The Slatest

Las Vegas Gunman’s Brother Describes a High-Roller Life at the Casinos

People comfort each other at a makeshift memorial outside the Route 91 music festival site in Las Vegas, Nevada on October 4, 2017.

Mark Ralston/AFP/Getty Images

In an interview with reporters, the brother of Las Vegas gunman Stephen Paddock described him as a very wealthy man who treated gambling as a full-time job.

In the days after the deadliest mass shooting in U.S. history, reporters have searched for more information on Paddock. This was the second interview with his brother.

“He gambled for 20-plus years successfully,” Eric Paddock said. ”It’s like a job to him. He did it mathematically; he did it because it was a way to have a fun life.”
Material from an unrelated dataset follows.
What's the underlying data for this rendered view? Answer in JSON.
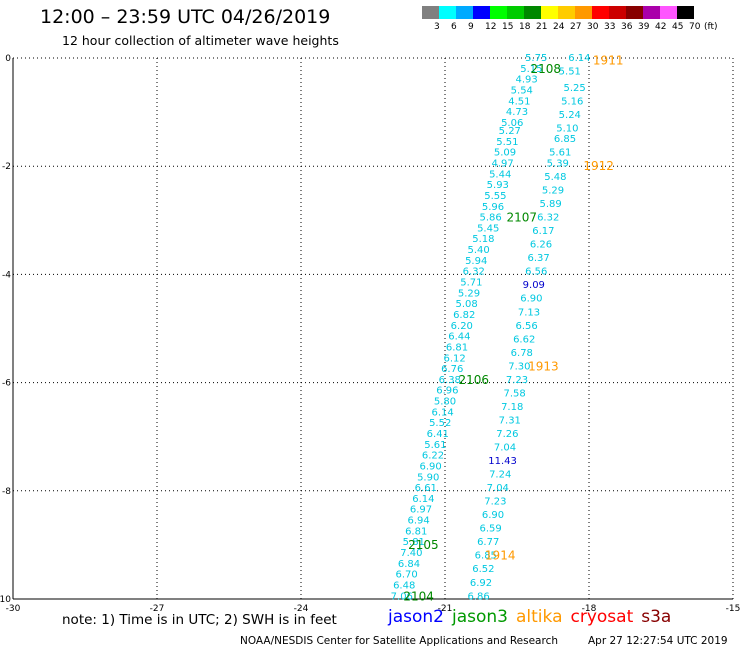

Paddock, whom his brother called a “private guy” who “helped make me and my family wealthy,” didn’t have many friends, he said. But he said spending time with his brother could be enjoyable because of his wealth and the way the hotels and casinos pampered him.


“He was an independently wealthy, no-ties-attached guy,” Eric said. “If he wanted to get on a plane to Japan and have sushi tomorrow, he did that. Now, he’d probably have the casino pay for it by saying he’d go to a casino there, or something.”

He told the story of a time when the casino paid for thousands of dollars’ worth of sushi when Eric and his son visited, and Stephen only had to pay the tip.


“They comped him; he got lots of money in comps.”

He spoke of his brother’s special treatment at the hotels where he gambled. “He has the highest level of membership at these hotels,” he said. “If the hotels say they don’t know Steve, they’re lying.”

When asked about the money Stephen Paddock transferred to the Philippines before the shooting, his brother said, “One hundred thousand dollars isn’t that huge amount of money. He gambled that through a machine in hours.”